Contacté par nos soins, Cyril Vidal confirme : « Nous sommes ouverts à toutes les propositions qui pourraient permettre à Crosscall de poursuivre sa trajectoire de croissance, à condition que les candidats aient un ancrage européen. » Question de business, question de souveraineté aussi. Car, si la pépite d’Aix a d’abord visé le grand public, elle s’est fortement développée grâce aux clients institutionnels (SNCF, hôpitaux…), souvent sensibles à la nationalité de leur prestataire : en 2021, elle a réalisé un coup de maître en remportant un important appel d’offres du Ministère de l’intérieur. Depuis, plus de 200 000 smartphones et tablettes Crosscall équipent les policiers et les gendarmes français. « Ce contrat a été un véritable tremplin et nous rend très confiants sur notre capacité à décrocher prochainement d’autres appels d’offres en Europe », explique Cyril Vidal.

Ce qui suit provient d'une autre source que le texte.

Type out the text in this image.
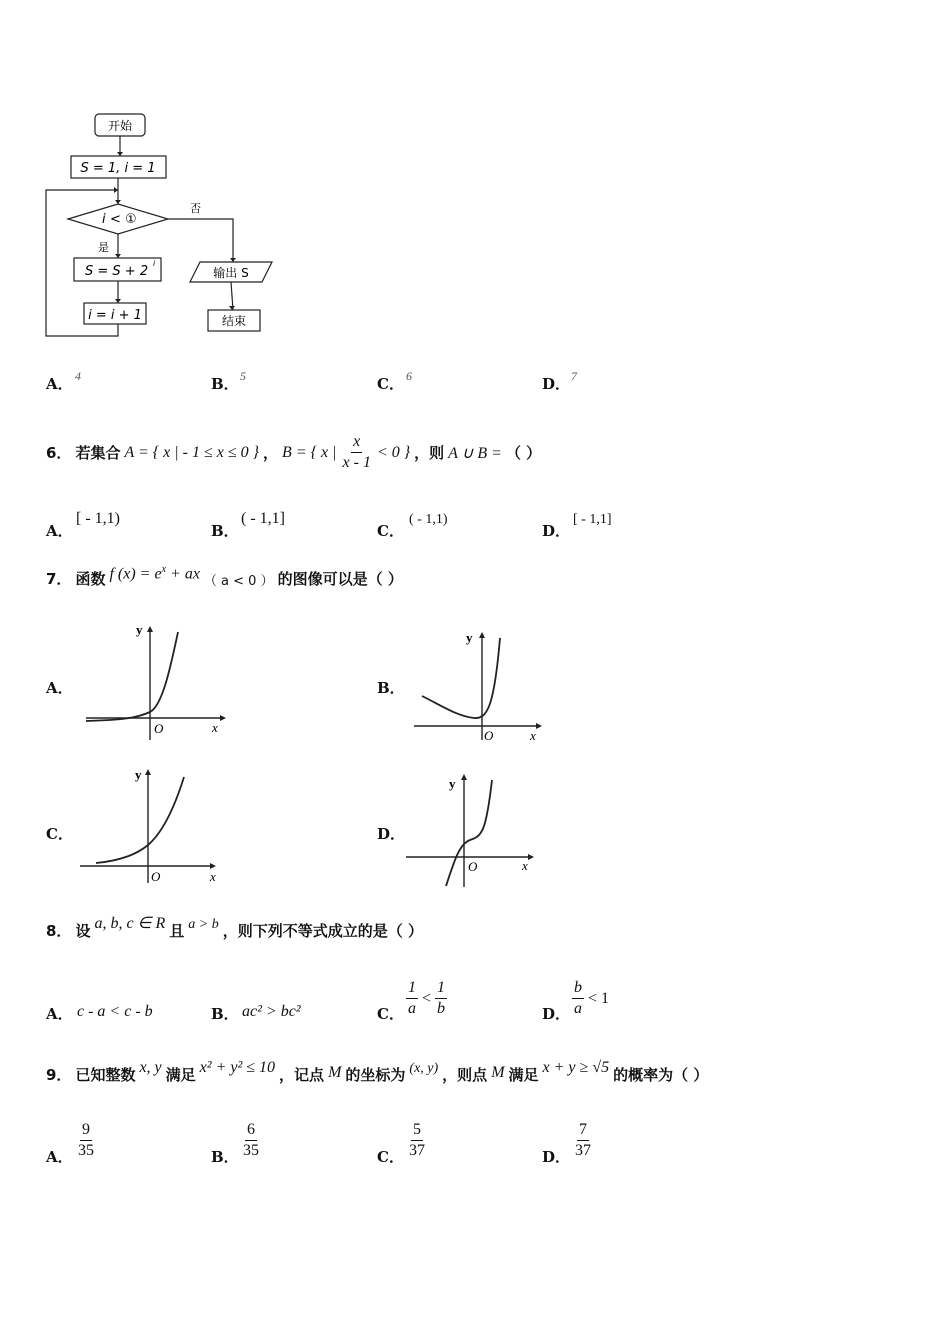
开始
S = 1, i = 1
i < ①
是
否
S = S + 2
i
i = i + 1
输出 S
结束
A． 4	B． 5	C． 6	D． 7
6． 若集合 A = { x | - 1 ≤ x ≤ 0 } ， B = { x | $\frac{x}{x - 1} < 0$ } ，则 A ∪ B = （ ）
A．
[ - 1,1)
B．
( - 1,1]
C．
( - 1,1)
D．
[ - 1,1]
7． 函数 f $(x) = e^x$ + ax （ a < 0 ） 的图像可以是（ ）
A．
y
x
O
B．
y
x
O
C．
y
x
O
D．
y
x
O
8． 设 a, b, c ∈ R 且 a > b ，则下列不等式成立的是（ ）
A． c - a < c - b	B． ac² > bc²	C． $\frac{1}{a} < \frac{1}{b}$	D． $\frac{b}{a} < 1$
9． 已知整数 x, y 满足 x² + y² ≤ 10 ，记点 M 的坐标为 (x, y) ，则点 M 满足 x + y ≥ √5 的概率为（ ）
A． $\frac{9}{35}$	B． $\frac{6}{35}$	C． $\frac{5}{37}$	D． $\frac{7}{37}$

Sa recette ? Proposer des produits solides et endurants, tout en incorporant une couche de sécurisation des terminaux adaptée aux exigences du donneur d’ordre. Dans le cadre du contrat avec le Ministère de l’intérieur, la couche a été développée par l’opérateur des systèmes d’information interministériels classifiés (OSIIC), une entité du secrétariat général de la Défense et de la Sécurité nationale (SGDSN).
À ce jour, Crosscall revendique une présence dans 16 pays et prévoit cette année un chiffre d’affaires d’environ 130 millions d’euros pour un Ebitda légèrement supérieur à 20 millions. Une rentabilité confortable pour une entreprise qui ne craint pas d’aller à contre-courant des pratiques de ses principaux concurrents. Pour le lancement de son futur produit 5G, prévu en 2024, elle compte s’appuyer exclusivement sur des composants français ou européens. Une gageure qui pourrait cependant plaire au grand public, que Crosscall espère séduire plus massivement.